EL PRESO DEL ALTAR
EL PRESO DEL ALTAR
Conmueve hasta el alma pensar que Nuestro Señor Jesucristo se quiso quedar ¡Prisionero en el Sagrario, Preso del Altar!
¡Por ti, por mi y por todos! … Durante todo el tiempo y en todo lugar, a pesar de que somos tan insuficientes ¿Qué méritos habremos hecho para que nuestro Redentor se quedará cautivo en el Santísimo Sacramento de la Eucaristia? …
¡Mérito, ninguno! … Es totalmente de Él, de la entrega sin medida de su Corazón enamorado, que no sólo se sacrificó el viernes santo, sino que lo sigue haciendo en cada misa celebrada, hasta en el rincón más recóndito de la tierra, para que con mayor plenitud participemos de su inmolación y alcancemos los frutos perennes de su Redención, es decir, la Gracia y el Cielo que con su Sacrificio nos alcanzó.
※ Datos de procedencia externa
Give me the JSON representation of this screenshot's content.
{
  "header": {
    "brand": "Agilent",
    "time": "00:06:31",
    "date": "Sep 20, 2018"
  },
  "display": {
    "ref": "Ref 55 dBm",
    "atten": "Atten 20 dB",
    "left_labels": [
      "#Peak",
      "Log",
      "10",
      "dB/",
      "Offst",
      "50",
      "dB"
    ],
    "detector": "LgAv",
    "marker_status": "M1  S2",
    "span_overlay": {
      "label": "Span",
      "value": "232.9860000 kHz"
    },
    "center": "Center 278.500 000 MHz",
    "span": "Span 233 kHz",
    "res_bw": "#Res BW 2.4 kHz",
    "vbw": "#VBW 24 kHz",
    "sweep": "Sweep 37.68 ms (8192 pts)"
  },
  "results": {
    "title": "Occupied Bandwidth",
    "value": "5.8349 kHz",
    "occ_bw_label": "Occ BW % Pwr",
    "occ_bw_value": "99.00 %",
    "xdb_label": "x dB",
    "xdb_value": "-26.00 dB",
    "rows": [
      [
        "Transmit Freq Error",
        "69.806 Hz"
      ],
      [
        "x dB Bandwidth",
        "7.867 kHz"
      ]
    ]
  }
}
¡Incomprensible e extraordinario a la vez! … ¡Nuestro Señor Jesucristo, verdadero Dios y verdadero Hombre, presente con toda su alma, su cuerpo y su divinidad contenida en la especie pan y vino, se quiso convertir en alimento de nuestras almas!
¡A tanto amor y tanta entrega! … nuestra respuesta, sólo puede ser amor y entrega.
Demostremos a Nuestro Señor Jesucristo presente en el Santísimo Sacramento de la Eucaristia, que queremos pertenecerle y aunque, incomparable es lo que nosotros podemos ofrecerle, conscientemente dispongamos nuestra alma con un arrepentimiento sincero de las ofensas hechas, buenas confesiones, sacrificios, penitencia y practicando las virtudes; para que así, procurando ser buenos hijos, el Espíritu Santo habite en nosotros.
¡Bendito y Alabado seas en el Santo Sacrificio del Altar, en el Cielo, en la Tierra y en todo lugar!